S’ajoute à cela un manque de reconnaissance évident du ministère, aucune revalorisation sérieuse de leurs rémuné- rations ; leurs statuts, missions,, carrières sont dévalorisés, dérégulés, voire même remis en cause.

Dans une société qui continue à exclure et à marginaliser les plus fragiles, le service public d’éducation reste insuffisam- ment ambitieux. Ces missions doivent être reconnues et revalorisées… c’est une urgence et une exigence !

Pour rompre avec ces choix politiques, les repères revendicatifs de la CGT Éduc'action s’inscrivent dans une autre logique : celle bien sûr de l’égalité des droits à l’éducation, de la réussite pour toutes et tous ainsi qu’un respect et une prise en compte réelle de leurs missions et qualifications.

Pour une formation professionnelle initiale et continue de qualité


En préalable, la CGTR Éduc'action demande le respect du Code du travail et le statut de la Fonction publique :

"La formation professionnelle tout au long de la vie est une obligation nationale…".
"L’État met en œuvre, au bénéfice de ses agents, une politique coordonnée de formation professionnelle et de promotion sociale…"
.

Tout agent recruté a droit à une formation initiale (adaptation à l'emploi) rémunérée par l’État en sa qualité de fonctionnaire.

Cette formation doit présenter une partie commune avec les autres personnels de la communauté éducative dans ce qui deviendrait les Écoles supérieures des professionnels de l’éducation (ESPE).

La formation doit être conçue comme un dispositif qualifiant, en rupture avec la logique de compétences.
L’évolution nécessaire des missions exige une formation de haut niveau pour tous les agents, en particulier ceux touchés par des modifications de poste ou de fonction.

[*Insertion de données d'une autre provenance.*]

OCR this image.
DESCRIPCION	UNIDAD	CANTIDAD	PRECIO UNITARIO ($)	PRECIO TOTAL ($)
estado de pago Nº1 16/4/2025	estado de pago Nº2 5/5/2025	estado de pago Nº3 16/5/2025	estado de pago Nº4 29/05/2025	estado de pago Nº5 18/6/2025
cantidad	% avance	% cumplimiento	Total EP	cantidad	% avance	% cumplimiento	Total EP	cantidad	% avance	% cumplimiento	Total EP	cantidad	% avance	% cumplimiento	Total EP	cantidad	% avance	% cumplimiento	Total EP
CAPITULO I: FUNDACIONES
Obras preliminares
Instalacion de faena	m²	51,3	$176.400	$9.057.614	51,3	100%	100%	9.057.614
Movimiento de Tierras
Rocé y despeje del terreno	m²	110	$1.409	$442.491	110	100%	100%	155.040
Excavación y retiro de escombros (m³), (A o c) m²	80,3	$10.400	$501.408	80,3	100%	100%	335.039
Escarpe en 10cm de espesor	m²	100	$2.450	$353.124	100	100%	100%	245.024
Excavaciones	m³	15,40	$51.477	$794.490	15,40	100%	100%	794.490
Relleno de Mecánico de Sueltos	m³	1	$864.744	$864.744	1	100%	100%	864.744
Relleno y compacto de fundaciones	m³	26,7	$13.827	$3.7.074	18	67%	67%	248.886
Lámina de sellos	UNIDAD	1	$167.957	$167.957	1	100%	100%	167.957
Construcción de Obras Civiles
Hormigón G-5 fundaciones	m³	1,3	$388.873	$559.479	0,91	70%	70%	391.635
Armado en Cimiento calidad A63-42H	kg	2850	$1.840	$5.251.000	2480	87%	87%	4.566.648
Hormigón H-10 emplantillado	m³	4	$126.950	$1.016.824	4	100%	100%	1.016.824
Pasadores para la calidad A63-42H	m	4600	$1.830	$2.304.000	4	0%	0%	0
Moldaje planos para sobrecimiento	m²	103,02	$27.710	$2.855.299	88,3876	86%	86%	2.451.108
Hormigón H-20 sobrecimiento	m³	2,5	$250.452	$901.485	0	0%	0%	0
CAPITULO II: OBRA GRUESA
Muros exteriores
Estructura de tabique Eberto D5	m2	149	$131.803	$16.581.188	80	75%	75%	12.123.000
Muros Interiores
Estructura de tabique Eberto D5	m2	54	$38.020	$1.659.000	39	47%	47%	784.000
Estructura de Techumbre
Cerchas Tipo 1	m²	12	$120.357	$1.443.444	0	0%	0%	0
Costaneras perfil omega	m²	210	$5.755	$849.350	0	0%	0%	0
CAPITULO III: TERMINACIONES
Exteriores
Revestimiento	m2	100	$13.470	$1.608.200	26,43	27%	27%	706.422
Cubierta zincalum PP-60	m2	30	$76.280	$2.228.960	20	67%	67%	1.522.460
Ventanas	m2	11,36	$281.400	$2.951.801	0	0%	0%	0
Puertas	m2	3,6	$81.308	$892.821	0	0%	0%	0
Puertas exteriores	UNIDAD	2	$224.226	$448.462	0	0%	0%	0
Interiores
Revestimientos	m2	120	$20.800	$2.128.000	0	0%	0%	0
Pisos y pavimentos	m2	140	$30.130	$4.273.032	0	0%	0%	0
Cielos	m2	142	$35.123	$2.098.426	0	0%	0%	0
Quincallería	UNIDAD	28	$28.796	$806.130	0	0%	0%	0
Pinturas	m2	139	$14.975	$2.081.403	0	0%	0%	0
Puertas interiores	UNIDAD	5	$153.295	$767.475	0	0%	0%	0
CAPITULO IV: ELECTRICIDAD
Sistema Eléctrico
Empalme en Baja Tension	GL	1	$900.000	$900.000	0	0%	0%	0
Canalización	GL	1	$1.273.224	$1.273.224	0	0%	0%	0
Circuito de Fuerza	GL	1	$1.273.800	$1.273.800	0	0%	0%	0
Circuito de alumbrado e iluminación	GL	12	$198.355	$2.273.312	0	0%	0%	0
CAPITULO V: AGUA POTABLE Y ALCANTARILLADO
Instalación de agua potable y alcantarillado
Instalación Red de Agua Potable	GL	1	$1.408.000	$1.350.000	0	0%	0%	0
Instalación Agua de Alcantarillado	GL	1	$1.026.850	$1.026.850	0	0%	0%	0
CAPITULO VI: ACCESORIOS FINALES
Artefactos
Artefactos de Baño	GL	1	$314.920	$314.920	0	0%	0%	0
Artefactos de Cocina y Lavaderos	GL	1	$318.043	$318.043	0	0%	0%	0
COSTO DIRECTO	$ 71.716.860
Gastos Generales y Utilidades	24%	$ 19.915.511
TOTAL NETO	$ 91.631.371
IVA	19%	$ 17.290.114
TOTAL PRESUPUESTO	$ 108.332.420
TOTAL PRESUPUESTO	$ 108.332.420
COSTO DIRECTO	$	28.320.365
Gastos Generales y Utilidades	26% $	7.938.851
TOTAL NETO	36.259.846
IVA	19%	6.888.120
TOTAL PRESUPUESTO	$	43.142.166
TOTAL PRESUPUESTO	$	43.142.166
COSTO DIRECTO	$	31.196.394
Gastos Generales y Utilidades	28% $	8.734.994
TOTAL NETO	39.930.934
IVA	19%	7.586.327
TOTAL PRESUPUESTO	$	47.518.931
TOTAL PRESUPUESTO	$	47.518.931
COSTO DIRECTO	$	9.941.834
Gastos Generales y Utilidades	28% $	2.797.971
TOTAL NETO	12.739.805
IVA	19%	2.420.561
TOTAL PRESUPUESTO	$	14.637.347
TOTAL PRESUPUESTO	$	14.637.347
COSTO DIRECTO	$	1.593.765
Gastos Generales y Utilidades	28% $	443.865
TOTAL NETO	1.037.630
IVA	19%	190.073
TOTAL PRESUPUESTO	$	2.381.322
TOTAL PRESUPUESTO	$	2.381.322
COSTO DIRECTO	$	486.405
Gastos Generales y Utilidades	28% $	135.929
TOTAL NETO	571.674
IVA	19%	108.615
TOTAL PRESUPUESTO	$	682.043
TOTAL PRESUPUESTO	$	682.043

Les crédits de formation doivent représenter au minimum 10 % de la masse salariale, dont 5 % au moins pour la formation continue.

10 % du temps de travail doivent être consacrés à la formation continue.

Le droit à la formation sur le temps de travail doit être garanti pour tous (titulaires ou non). L’organisation de la formation doit se faire au plus près des personnels, en présentiel, par le biais d’organismes publics uniquement.

La CGTR Éduc'action se prononce pour le respect de tous les droits existants et l’obtention de nouveaux droits pleinement utilisables par tous les personnels.

Cela passe par :
 un droit individuel à l’information directe des salariés sur toute possibilité de formation (plan de formation ou possibilités individuelles),
 la valorisation et le respect du droit à la formation pour l'épanouissement personnel,
 une formation pour tous les personnels (titulaires ou non) d’au moins 10 jours par an,
 un droit de contrôle et de définition collective de tous les plans de formation par les Comités techniques,
 le respect du Droit Individuel à la Formation (DIF) afin d’assurer, à tous les personnels, l’accès gratuit à des actions de formations professionnelles, libérées des logiques patro- nales. Le service public d’Éducation et la formation tout au long de la vie doivent être maintenus et développés dans tous les territoires.


La CGTR Éduc'action revendique :
 le maintien intégral de la rémunération pendant la formation,
 la prise en charge de tous les frais relatifs à la formation (inscription, frais pédagogiques, déplacements, frais de garde, hébergement…),
 l’ouverture d’un droit spécifique à la formation à l’occasion de la fin d’une disponibilité, d’un Congé de Longue Maladie (CLM), d’un Congé de Longue Durée (CLD),
 le maintien et le développement du congé individuel de formation.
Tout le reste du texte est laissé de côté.